Answer the following questions:

Instruction:  Gather in your group.  Will randomly pick groups to present.

1.  Why this dataset is a regression problem?
2.  How many samples of data do we have?  How many features do we have?  How many label do we have?
3.  Notice "status" is a object dtype.  What is "object" dtype?
4.  Notice "float64".  What 64 means?
5.  Create another countplot.
6.  Create another displot.
7.  Create another boxplot.
8.  Create another scatterplot.
9.  We have used "label-encoding" which turns category into 0, 1, 2, ...   Another technique is called one-hot encoding.  What's the difference, and what's the pros and cons?
10. What is `random_state` = 42"
11. How do we know whether to replace with mean or median?
12. How many ways to scale data, and when to use them?   Try not to scale, and see whether the mse changes.  Why?

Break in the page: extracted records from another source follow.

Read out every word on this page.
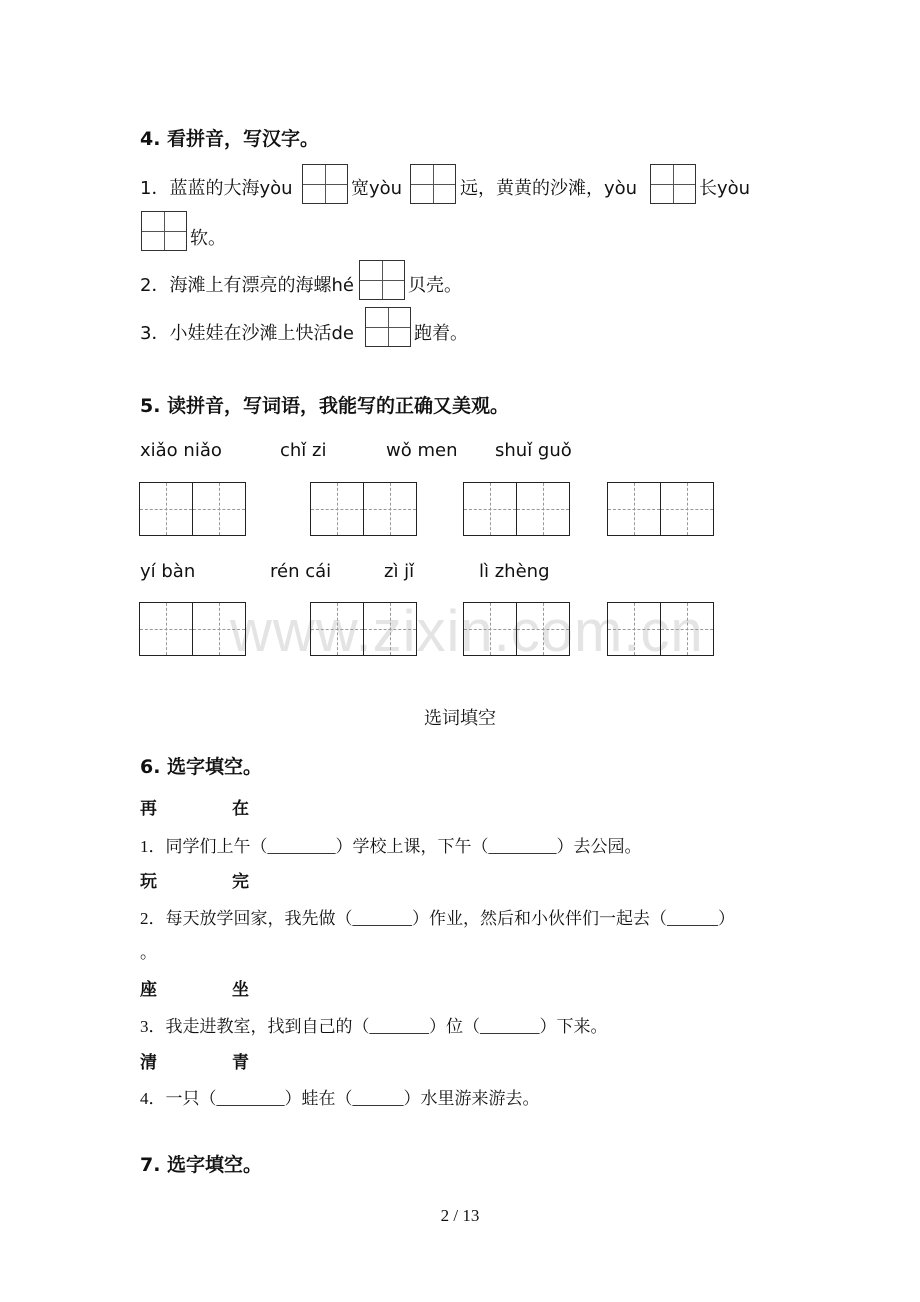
www.zixin.com.cn
4. 看拼音，写汉字。
1．蓝蓝的大海yòu	宽yòu	远，黄黄的沙滩，yòu	长yòu
软。
2．海滩上有漂亮的海螺hé	贝壳。
3．小娃娃在沙滩上快活de	跑着。
5. 读拼音，写词语，我能写的正确又美观。
xiǎo niǎo	chǐ zi	wǒ men shuǐ guǒ
yí bàn	rén cái	zì jǐ	lì zhèng
选词填空
6. 选字填空。
再	在
1．同学们上午（________）学校上课，下午（________）去公园。
玩	完
2．每天放学回家，我先做（_______）作业，然后和小伙伴们一起去（______）
。
座	坐
3．我走进教室，找到自己的（_______）位（_______）下来。
清	青
4．一只（________）蛙在（______）水里游来游去。
7. 选字填空。
2 / 13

13. Why we should preprocess only AFTER we split the dataset?
14. Try to change to other `X` and try find the best three features which get the best mse.

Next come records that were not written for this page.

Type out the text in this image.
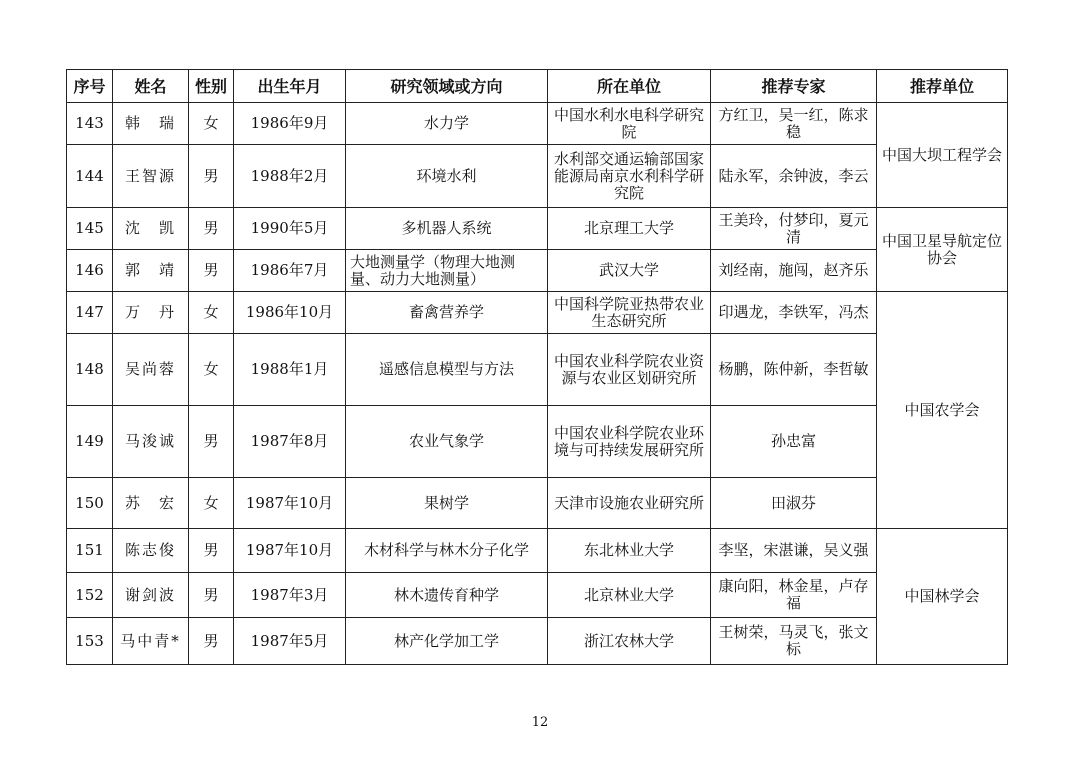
序号	姓名	性别	出生年月	研究领域或方向	所在单位	推荐专家	推荐单位
143	韩　瑞	女	1986年9月	水力学	中国水利水电科学研究院	方红卫，吴一红，陈求稳	中国大坝工程学会
144	王智源	男	1988年2月	环境水利	水利部交通运输部国家能源局南京水利科学研究院	陆永军，余钟波，李云	
145	沈　凯	男	1990年5月	多机器人系统	北京理工大学	王美玲，付梦印，夏元清	中国卫星导航定位协会
146	郭　靖	男	1986年7月	大地测量学（物理大地测量、动力大地测量）	武汉大学	刘经南，施闯，赵齐乐	
147	万　丹	女	1986年10月	畜禽营养学	中国科学院亚热带农业生态研究所	印遇龙，李铁军，冯杰	中国农学会
148	吴尚蓉	女	1988年1月	遥感信息模型与方法	中国农业科学院农业资源与农业区划研究所	杨鹏，陈仲新，李哲敏	
149	马浚诚	男	1987年8月	农业气象学	中国农业科学院农业环境与可持续发展研究所	孙忠富	
150	苏　宏	女	1987年10月	果树学	天津市设施农业研究所	田淑芬	
151	陈志俊	男	1987年10月	木材科学与林木分子化学	东北林业大学	李坚，宋湛谦，吴义强	中国林学会
152	谢剑波	男	1987年3月	林木遗传育种学	北京林业大学	康向阳，林金星，卢存福	
153	马中青*	男	1987年5月	林产化学加工学	浙江农林大学	王树荣，马灵飞，张文标	
12
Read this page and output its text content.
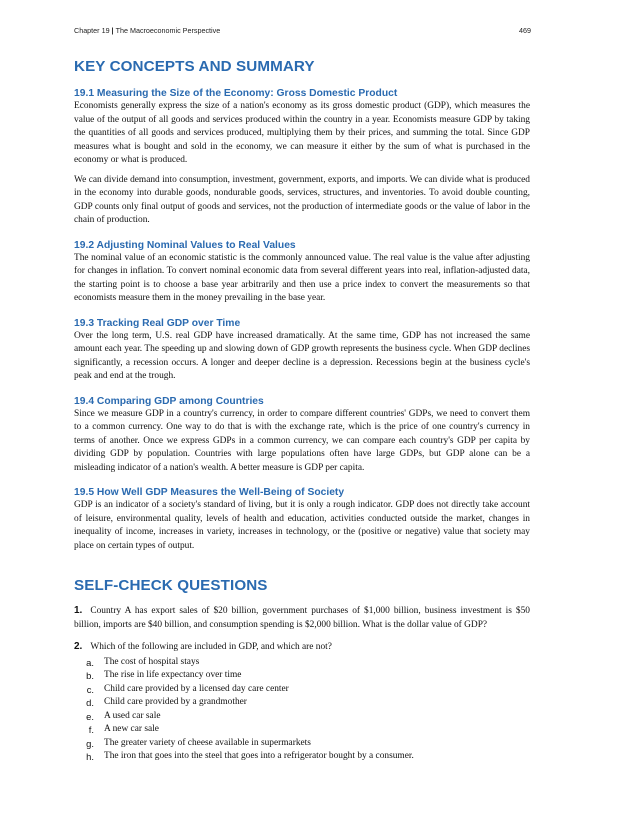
Chapter 19 | The Macroeconomic Perspective	469
KEY CONCEPTS AND SUMMARY
19.1 Measuring the Size of the Economy: Gross Domestic Product

Economists generally express the size of a nation's economy as its gross domestic product (GDP), which measures the value of the output of all goods and services produced within the country in a year. Economists measure GDP by taking the quantities of all goods and services produced, multiplying them by their prices, and summing the total. Since GDP measures what is bought and sold in the economy, we can measure it either by the sum of what is purchased in the economy or what is produced.

We can divide demand into consumption, investment, government, exports, and imports. We can divide what is produced in the economy into durable goods, nondurable goods, services, structures, and inventories. To avoid double counting, GDP counts only final output of goods and services, not the production of intermediate goods or the value of labor in the chain of production.

19.2 Adjusting Nominal Values to Real Values

The nominal value of an economic statistic is the commonly announced value. The real value is the value after adjusting for changes in inflation. To convert nominal economic data from several different years into real, inflation-adjusted data, the starting point is to choose a base year arbitrarily and then use a price index to convert the measurements so that economists measure them in the money prevailing in the base year.

19.3 Tracking Real GDP over Time

Over the long term, U.S. real GDP have increased dramatically. At the same time, GDP has not increased the same amount each year. The speeding up and slowing down of GDP growth represents the business cycle. When GDP declines significantly, a recession occurs. A longer and deeper decline is a depression. Recessions begin at the business cycle's peak and end at the trough.

19.4 Comparing GDP among Countries

Since we measure GDP in a country's currency, in order to compare different countries' GDPs, we need to convert them to a common currency. One way to do that is with the exchange rate, which is the price of one country's currency in terms of another. Once we express GDPs in a common currency, we can compare each country's GDP per capita by dividing GDP by population. Countries with large populations often have large GDPs, but GDP alone can be a misleading indicator of a nation's wealth. A better measure is GDP per capita.

19.5 How Well GDP Measures the Well-Being of Society

GDP is an indicator of a society's standard of living, but it is only a rough indicator. GDP does not directly take account of leisure, environmental quality, levels of health and education, activities conducted outside the market, changes in inequality of income, increases in variety, increases in technology, or the (positive or negative) value that society may place on certain types of output.

SELF-CHECK QUESTIONS

1. Country A has export sales of $20 billion, government purchases of $1,000 billion, business investment is $50 billion, imports are $40 billion, and consumption spending is $2,000 billion. What is the dollar value of GDP?

2. Which of the following are included in GDP, and which are not?

a.	The cost of hospital stays
b.	The rise in life expectancy over time
c.	Child care provided by a licensed day care center
d.	Child care provided by a grandmother
e.	A used car sale
f.	A new car sale
g.	The greater variety of cheese available in supermarkets
h.	The iron that goes into the steel that goes into a refrigerator bought by a consumer.
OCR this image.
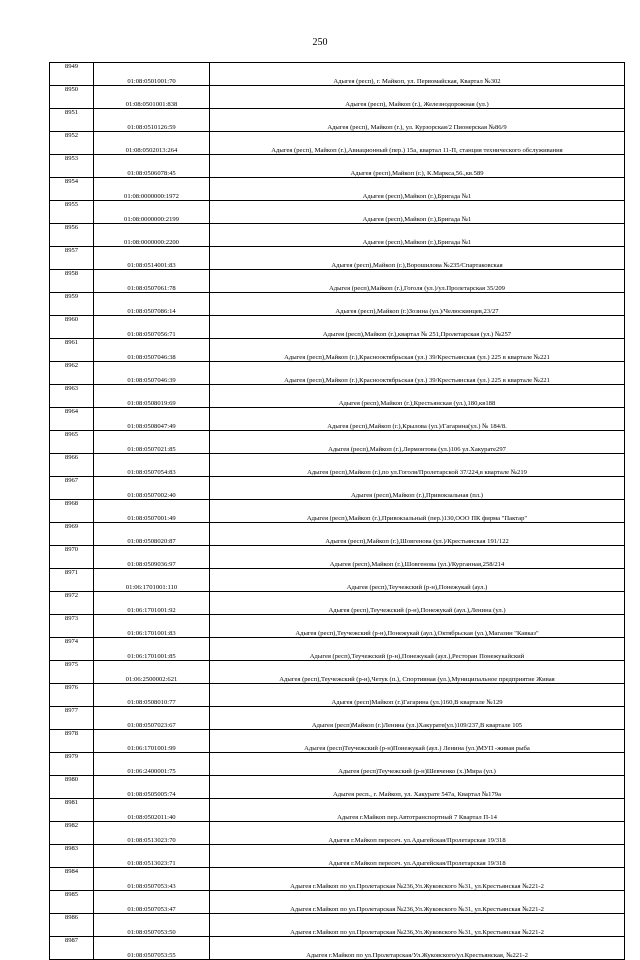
250
8949	01:08:0501001:70	Адыгея (респ), г. Майкоп, ул. Первомайская, Квартал №302
8950	01:08:0501001:838	Адыгея (респ), Майкоп (г.), Железнодорожная (ул.)
8951	01:08:0510126:59	Адыгея (респ), Майкоп (г.), ул. Курзорская/2 Пионерская №86/9
8952	01:08:0502013:264	Адыгея (респ), Майкоп (г.),Авиационный (пер.) 15а, квартал 11-П, станция технического обслуживания
8953	01:08:0506078:45	Адыгея (респ),Майкоп (г.), К.Маркса,56.,кв.589
8954	01:08:0000000:1972	Адыгея (респ),Майкоп (г.),Бригада №1
8955	01:08:0000000:2199	Адыгея (респ),Майкоп (г.),Бригада №1
8956	01:08:0000000:2200	Адыгея (респ),Майкоп (г.),Бригада №1
8957	01:08:0514001:83	Адыгея (респ),Майкоп (г.),Ворошилова №235/Спартаковская
8958	01:08:0507061:78	Адыгея (респ),Майкоп (г.),Гоголя (ул.)/ул.Пролетарская 35/209
8959	01:08:0507086:14	Адыгея (респ),Майкоп (г.)Зозина (ул.)/Челюскинцев,23/27
8960	01:08:0507056:71	Адыгея (респ),Майкоп (г.),квартал № 251,Пролетарская (ул.) №257
8961	01:08:0507046:38	Адыгея (респ),Майкоп (г.),Краснооктябрьская (ул.) 39/Крестьянская (ул.) 225 в квартале №221
8962	01:08:0507046:39	Адыгея (респ),Майкоп (г.),Краснооктябрьская (ул.) 39/Крестьянская (ул.) 225 в квартале №221
8963	01:08:0508019:69	Адыгея (респ),Майкоп (г.),Крестьянская (ул.),180,кв188
8964	01:08:0508047:49	Адыгея (респ),Майкоп (г.),Крылова (ул.)/Гагарина(ул.) № 184/8.
8965	01:08:0507021:85	Адыгея (респ),Майкоп (г.),Лермонтова (ул.)106 ул.Хакурате297
8966	01:08:0507054:83	Адыгея (респ),Майкоп (г.),по ул.Гоголя/Пролетарской 37/224,в квартале №219
8967	01:08:0507002:40	Адыгея (респ),Майкоп (г.),Привокзальная (пл.)
8968	01:08:0507001:49	Адыгея (респ),Майкоп (г.),Привокзальный (пер.)130,ООО ПК фирма "Пактар"
8969	01:08:0508020:87	Адыгея (респ),Майкоп (г.),Шовгенова (ул.)/Крестьянская 191/122
8970	01:08:0509036:97	Адыгея (респ),Майкоп (г.),Шовгенова (ул.)/Курганная,258/214
8971	01:06:1701001:110	Адыгея (респ),Теучежский (р-н),Понежукай (аул.)
8972	01:06:1701001:92	Адыгея (респ),Теучежский (р-н),Понежукай (аул.),Ленина (ул.)
8973	01:06:1701001:83	Адыгея (респ),Теучежский (р-н),Понежукай (аул.),Октябрьская (ул.),Магазин "Кавказ"
8974	01:06:1701001:85	Адыгея (респ),Теучежский (р-н),Понежукай (аул.),Ресторан Понежукайский
8975	01:06:2500002:621	Адыгея (респ),Теучежский (р-н),Четук (п.), Спортивная (ул.),Муниципальное предприятие Живая
8976	01:08:0508010:77	Адыгея (респ)Майкоп (г.)Гагарина (ул.)160,В квартале №129
8977	01:08:0507023:67	Адыгея (респ)Майкоп (г.)Ленина (ул.)Хакурате(ул.)109/237,В квартале 105
8978	01:06:1701001:99	Адыгея (респ)Теучежский (р-н)Понежукай (аул.) Ленина (ул.)МУП -живая рыба
8979	01:06:2400001:75	Адыгея (респ)Теучежский (р-н)Шевченко (х.)Мира (ул.)
8980	01:08:0505005:74	Адыгея респ., г. Майкоп, ул. Хакурате 547а, Квартал №179а
8981	01:08:0502011:40	Адыгея г.Майкоп пер.Автотранспортный 7 Квартал П-14
8982	01:08:0513023:70	Адыгея г.Майкоп пересеч. ул.Адыгейская/Пролетарская 19/318
8983	01:08:0513023:71	Адыгея г.Майкоп пересеч. ул.Адыгейская/Пролетарская 19/318
8984	01:08:0507053:43	Адыгея г.Майкоп по ул.Пролетарская №236,Ул.Жуковского №31, ул.Крестьянская №221-2
8985	01:08:0507053:47	Адыгея г.Майкоп по ул.Пролетарская №236,Ул.Жуковского №31, ул.Крестьянская №221-2
8986	01:08:0507053:50	Адыгея г.Майкоп по ул.Пролетарская №236,Ул.Жуковского №31, ул.Крестьянская №221-2
8987	01:08:0507053:55	Адыгея г.Майкоп по ул.Пролетарская/Ул.Жуковского/ул.Крестьянская, №221-2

15. How much mse or $r^2$ is considered good or bad?
16. How do I know which algorithm to use?  There are so many regression algorithms.
17. We use kfold cross-validation.  Try to find other ways of cross-validation.  Hint: search inside sklearn website.
18. In cross-validation and grid search, did we touch the testing set?
19. Why do we need to do grid search after cross validation?
20. What is feature importance?
21. After I got the model, then how can I create a website/mobile application?  Explain in details.